Pecaminosa Cover Art

REVIEW / Pecaminosa (PC)

I haven’t played a pixel game in ages, though this genre certainly hasn’t gone out of style, as we’ve seen with games such as the fairly recent RPG Stardew Valley. There’s a certain appeal to games with simple graphics, something charming and nostalgic that takes people back in time. Pecaminosa is one of those games that sets players in an era full of familiar tropes. These include a disgraced detective turned alcoholic with a troubled past, a mustachioed Italian mob boss who’s not afraid to get his hands dirty, dimly-lit nightclubs with blonde bombshells, and, of course, a dark city landscape full of outlaws.

One of the first things that stood out to me in Pecaminosa is the original soundtrack. The jazzy sound of a piano playing in the background reflecting the somber atmosphere of this pixel noir game nicely.

In this escapade, John Souza is the protagonist, an ex-detective whose first mission is to find a gun. Nothing too crazy there. As you interact with other characters and read the dialogue boxes, you’re directed around the city using simple keyboard controls and gradually gain experience and items for your inventory. Pecaminosa doesn’t an actual tutorial, and this is something that I like. You’re immediately immersed in the game, and the story seamlessly progresses as you explore different buildings and complete various tasks.
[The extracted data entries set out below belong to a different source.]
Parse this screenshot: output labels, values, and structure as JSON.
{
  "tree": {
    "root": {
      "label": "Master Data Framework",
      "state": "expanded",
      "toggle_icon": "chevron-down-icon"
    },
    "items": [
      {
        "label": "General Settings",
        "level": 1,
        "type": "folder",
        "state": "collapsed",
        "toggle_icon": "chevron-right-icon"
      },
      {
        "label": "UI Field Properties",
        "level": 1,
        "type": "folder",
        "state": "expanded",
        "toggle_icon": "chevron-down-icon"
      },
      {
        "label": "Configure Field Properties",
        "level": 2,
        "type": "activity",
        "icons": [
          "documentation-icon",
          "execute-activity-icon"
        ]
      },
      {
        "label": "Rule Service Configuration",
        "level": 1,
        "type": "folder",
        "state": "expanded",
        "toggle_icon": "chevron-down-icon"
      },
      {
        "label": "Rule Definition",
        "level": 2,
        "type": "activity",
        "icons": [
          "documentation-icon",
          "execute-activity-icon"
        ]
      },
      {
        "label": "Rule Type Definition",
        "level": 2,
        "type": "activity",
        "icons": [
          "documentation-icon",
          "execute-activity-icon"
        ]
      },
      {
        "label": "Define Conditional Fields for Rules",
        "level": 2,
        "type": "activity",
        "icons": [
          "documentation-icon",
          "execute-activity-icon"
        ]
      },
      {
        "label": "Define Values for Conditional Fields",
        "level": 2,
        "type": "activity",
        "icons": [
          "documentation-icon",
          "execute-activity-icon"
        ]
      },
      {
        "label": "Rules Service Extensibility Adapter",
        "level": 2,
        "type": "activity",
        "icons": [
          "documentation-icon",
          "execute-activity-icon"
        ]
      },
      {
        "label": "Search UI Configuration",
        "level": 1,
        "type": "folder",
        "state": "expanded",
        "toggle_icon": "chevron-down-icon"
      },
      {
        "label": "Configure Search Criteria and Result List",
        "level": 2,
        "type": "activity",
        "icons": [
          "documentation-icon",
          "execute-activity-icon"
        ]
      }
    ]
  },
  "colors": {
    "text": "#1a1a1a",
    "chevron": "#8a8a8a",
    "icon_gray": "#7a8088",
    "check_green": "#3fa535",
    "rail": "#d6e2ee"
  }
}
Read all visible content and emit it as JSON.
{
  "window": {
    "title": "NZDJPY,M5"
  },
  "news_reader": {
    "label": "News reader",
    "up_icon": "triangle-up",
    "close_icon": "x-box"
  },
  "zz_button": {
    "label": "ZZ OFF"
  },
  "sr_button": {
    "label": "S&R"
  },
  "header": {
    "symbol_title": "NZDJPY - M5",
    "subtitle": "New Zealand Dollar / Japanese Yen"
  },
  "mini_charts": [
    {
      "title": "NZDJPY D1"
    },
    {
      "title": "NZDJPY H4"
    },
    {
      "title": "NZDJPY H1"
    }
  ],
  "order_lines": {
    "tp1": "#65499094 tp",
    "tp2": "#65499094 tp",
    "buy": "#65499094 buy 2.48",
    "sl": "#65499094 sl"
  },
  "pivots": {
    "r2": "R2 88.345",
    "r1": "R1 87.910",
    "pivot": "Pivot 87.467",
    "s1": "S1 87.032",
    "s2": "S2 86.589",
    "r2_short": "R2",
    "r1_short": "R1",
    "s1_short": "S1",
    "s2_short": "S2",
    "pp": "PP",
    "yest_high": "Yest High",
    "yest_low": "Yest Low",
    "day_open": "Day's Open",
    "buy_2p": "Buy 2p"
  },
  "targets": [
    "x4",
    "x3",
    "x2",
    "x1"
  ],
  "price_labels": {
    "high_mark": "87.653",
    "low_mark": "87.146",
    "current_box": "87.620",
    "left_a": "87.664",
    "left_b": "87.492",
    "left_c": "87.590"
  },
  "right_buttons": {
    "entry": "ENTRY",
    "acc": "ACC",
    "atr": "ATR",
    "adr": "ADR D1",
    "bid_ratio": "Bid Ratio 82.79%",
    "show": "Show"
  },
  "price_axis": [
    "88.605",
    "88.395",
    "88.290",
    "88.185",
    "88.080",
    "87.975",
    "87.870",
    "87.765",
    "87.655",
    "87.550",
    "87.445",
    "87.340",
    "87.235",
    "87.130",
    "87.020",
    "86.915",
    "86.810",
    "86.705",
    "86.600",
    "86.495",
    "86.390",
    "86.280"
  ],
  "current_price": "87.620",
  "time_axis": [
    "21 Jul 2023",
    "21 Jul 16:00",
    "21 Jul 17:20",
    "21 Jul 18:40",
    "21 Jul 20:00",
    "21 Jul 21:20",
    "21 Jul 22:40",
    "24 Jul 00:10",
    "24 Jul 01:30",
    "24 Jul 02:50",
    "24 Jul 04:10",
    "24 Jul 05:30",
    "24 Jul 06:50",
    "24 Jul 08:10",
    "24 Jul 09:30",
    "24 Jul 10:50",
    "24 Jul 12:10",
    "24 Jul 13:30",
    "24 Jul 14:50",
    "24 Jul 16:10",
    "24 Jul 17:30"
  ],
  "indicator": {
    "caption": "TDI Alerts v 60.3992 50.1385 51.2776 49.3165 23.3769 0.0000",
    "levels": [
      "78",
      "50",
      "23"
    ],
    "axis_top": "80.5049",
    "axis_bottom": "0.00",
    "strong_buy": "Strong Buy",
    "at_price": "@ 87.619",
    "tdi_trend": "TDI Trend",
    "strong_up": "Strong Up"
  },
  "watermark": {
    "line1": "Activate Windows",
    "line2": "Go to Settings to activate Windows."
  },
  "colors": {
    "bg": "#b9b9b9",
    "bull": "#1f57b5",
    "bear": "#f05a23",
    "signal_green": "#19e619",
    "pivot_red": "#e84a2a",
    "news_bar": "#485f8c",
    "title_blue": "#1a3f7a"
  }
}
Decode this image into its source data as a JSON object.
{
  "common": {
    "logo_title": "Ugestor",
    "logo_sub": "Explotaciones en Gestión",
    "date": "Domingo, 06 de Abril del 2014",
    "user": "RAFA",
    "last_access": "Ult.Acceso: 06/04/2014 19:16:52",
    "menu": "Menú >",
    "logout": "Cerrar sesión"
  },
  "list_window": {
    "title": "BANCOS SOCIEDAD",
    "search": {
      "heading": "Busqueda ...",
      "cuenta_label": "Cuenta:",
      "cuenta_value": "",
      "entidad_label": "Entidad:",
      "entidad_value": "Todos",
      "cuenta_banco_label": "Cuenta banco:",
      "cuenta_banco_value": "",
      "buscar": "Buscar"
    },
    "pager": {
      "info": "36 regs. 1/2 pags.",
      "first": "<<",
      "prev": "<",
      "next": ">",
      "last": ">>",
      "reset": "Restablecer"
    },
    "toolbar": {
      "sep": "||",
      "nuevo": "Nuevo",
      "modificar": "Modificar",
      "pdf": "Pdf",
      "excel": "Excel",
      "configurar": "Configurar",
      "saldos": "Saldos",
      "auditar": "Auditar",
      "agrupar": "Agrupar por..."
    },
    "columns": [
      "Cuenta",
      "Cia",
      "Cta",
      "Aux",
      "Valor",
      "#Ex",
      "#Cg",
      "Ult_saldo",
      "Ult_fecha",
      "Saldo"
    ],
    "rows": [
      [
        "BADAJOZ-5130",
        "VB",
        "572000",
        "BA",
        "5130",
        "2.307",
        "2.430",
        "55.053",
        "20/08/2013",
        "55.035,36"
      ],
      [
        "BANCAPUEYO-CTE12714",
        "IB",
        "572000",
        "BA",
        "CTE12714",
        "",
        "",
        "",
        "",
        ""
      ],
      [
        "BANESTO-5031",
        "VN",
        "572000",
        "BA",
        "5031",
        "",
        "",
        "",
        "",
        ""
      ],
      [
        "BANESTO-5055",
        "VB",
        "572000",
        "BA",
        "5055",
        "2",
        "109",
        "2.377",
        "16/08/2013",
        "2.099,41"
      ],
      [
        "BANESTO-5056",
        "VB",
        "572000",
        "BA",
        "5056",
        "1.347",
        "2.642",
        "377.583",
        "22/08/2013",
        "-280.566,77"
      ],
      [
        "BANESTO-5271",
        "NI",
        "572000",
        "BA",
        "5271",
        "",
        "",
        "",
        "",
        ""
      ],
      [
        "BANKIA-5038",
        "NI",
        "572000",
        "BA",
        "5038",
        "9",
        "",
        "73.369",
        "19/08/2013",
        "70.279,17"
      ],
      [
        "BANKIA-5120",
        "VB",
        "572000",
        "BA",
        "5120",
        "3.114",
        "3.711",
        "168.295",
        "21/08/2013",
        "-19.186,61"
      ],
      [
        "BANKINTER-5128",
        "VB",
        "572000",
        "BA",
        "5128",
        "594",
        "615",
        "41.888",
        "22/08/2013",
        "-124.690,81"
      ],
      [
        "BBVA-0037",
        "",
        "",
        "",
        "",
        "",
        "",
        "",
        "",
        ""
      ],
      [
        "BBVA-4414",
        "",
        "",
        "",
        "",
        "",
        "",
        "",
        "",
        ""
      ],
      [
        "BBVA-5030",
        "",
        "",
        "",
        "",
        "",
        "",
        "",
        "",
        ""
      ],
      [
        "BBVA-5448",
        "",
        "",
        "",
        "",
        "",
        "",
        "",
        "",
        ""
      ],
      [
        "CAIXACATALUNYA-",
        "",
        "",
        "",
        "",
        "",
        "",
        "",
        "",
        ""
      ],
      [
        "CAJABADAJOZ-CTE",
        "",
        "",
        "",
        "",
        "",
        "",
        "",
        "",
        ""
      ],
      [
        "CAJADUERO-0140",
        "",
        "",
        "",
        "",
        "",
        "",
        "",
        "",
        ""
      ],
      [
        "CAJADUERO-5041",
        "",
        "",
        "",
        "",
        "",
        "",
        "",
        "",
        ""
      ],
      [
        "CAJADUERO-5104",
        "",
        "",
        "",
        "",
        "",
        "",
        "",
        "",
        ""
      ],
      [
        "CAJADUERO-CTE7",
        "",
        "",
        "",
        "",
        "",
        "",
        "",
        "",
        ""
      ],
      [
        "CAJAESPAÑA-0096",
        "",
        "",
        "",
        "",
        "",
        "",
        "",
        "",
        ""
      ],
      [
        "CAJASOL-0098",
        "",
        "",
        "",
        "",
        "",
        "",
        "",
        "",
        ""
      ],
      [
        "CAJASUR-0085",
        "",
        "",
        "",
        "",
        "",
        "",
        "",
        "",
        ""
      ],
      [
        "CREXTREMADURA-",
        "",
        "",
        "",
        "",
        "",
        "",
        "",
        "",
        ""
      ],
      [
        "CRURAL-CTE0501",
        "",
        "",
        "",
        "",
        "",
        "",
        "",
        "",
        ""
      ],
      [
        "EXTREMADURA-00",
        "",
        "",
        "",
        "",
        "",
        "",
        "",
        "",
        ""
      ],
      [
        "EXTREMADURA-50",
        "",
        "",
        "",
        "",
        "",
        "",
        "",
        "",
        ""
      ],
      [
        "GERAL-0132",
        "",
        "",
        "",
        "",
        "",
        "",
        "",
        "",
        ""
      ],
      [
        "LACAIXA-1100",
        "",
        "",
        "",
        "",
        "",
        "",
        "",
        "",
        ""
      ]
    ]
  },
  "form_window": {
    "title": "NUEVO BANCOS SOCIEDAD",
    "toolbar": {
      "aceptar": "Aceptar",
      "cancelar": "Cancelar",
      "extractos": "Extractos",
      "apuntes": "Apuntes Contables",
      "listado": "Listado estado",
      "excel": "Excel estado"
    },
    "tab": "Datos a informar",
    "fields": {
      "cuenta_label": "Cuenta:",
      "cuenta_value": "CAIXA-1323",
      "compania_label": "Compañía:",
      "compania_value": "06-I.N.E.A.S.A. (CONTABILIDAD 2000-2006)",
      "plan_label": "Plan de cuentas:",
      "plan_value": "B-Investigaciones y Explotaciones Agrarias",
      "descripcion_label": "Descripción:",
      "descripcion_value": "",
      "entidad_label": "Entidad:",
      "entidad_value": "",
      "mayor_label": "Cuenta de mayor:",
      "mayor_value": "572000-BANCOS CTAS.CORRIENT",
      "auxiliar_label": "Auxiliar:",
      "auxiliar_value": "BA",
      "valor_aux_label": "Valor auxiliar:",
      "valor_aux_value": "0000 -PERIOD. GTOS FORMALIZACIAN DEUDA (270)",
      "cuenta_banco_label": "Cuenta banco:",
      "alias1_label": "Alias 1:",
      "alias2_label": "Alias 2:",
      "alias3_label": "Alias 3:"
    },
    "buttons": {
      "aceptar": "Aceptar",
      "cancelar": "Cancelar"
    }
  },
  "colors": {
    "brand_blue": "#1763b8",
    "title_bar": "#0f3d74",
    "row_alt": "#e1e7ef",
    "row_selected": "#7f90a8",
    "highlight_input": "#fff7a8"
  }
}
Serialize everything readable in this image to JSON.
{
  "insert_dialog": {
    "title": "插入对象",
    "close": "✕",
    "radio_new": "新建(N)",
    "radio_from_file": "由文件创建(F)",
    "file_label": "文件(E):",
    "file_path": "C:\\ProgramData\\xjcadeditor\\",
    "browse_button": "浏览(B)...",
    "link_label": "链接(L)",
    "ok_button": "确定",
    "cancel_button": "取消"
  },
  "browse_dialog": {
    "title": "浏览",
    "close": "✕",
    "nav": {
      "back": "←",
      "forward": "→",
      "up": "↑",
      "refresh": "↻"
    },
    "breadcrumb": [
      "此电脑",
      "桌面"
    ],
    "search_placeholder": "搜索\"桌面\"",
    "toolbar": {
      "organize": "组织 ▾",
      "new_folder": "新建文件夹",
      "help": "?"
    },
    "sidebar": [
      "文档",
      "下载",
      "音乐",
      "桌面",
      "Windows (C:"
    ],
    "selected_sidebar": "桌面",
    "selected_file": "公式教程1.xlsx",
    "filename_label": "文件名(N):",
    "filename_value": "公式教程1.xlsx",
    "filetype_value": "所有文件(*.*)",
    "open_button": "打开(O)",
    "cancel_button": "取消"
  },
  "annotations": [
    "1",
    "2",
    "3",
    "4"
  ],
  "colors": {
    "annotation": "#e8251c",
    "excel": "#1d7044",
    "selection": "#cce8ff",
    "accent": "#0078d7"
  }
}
As you complete Pecaminosa‘s different missions, you gain skills. These attributes include luck, intelligence, force, and endurance, and all of them come in handy. Usefully, you also have control over how these skills are assigned to John. Perhaps you’re more interested in combat and prefer having as much force as possible. If you’re more into negotiations, intelligence might be the way to go. This makes for a unique gaming experience and determines how John behaves in different scenarios.

John visits the nightclub La Joie de Vivie

Overall, the controls in Pecaminosa are fairly intuitive, though I found engaging in combat a bit of a struggle as you have to make sure you aim precisely with your mouse. At first, John can only fistfight, which isn’t particularly difficult but timing is important. Each punch deals a fair amount of damage to your opponent but it’s important to defend yourself as you regain stamina. I was still getting accustomed to the controls when I almost got beaten to death by one of the easiest characters to fight. Thankfully, I had saved my game moments before. Just remember that the typewriters you stumble upon throughout your game are literal lifesavers. These are your checkpoints. Take advantage of them.

City landscape of Pecaminosa

The narrative in Pecaminosa progresses quickly and flashing blue icons on the map show you where you need to travel next. Unfortunately, there isn’t much to explore. The gameplay is very linear and following directions is the only way that you can advance the story. I suppose you could hunt down all the trash bags lying around the city and punch them until they’re destroyed. There’s a chance you might find some Mack Janiel’s or some coins if you’re really lucky. Personally, I like to explore so if you’re more into open-world RPGs this game possibly won’t be for you.

It didn’t take long for me to get into my first shoot-out in The Docks. It wasn’t too intense but after killing a couple of guys I suddenly had two coming at me from different directions. Death was inevitable and I watched John’s body explode into multiple pixelated pieces. Now that I’m more familiar with the combat mechanics, I feel like I could confidently go back into The Docks and take care of those enemies with no issues.

All in all, if you’re looking for something that feels like a throwback, a little sentimental, and a little sinful you could do far worse than to check out Pecaminosa.

  • 7.5/10
    Gameplay - 7.5/10
  • 7/10
    Plot / Writing - 7/10
  • 8/10
    Design / Visuals - 8/10


+ Beautiful stylized artwork paired nicely with a compelling narrative.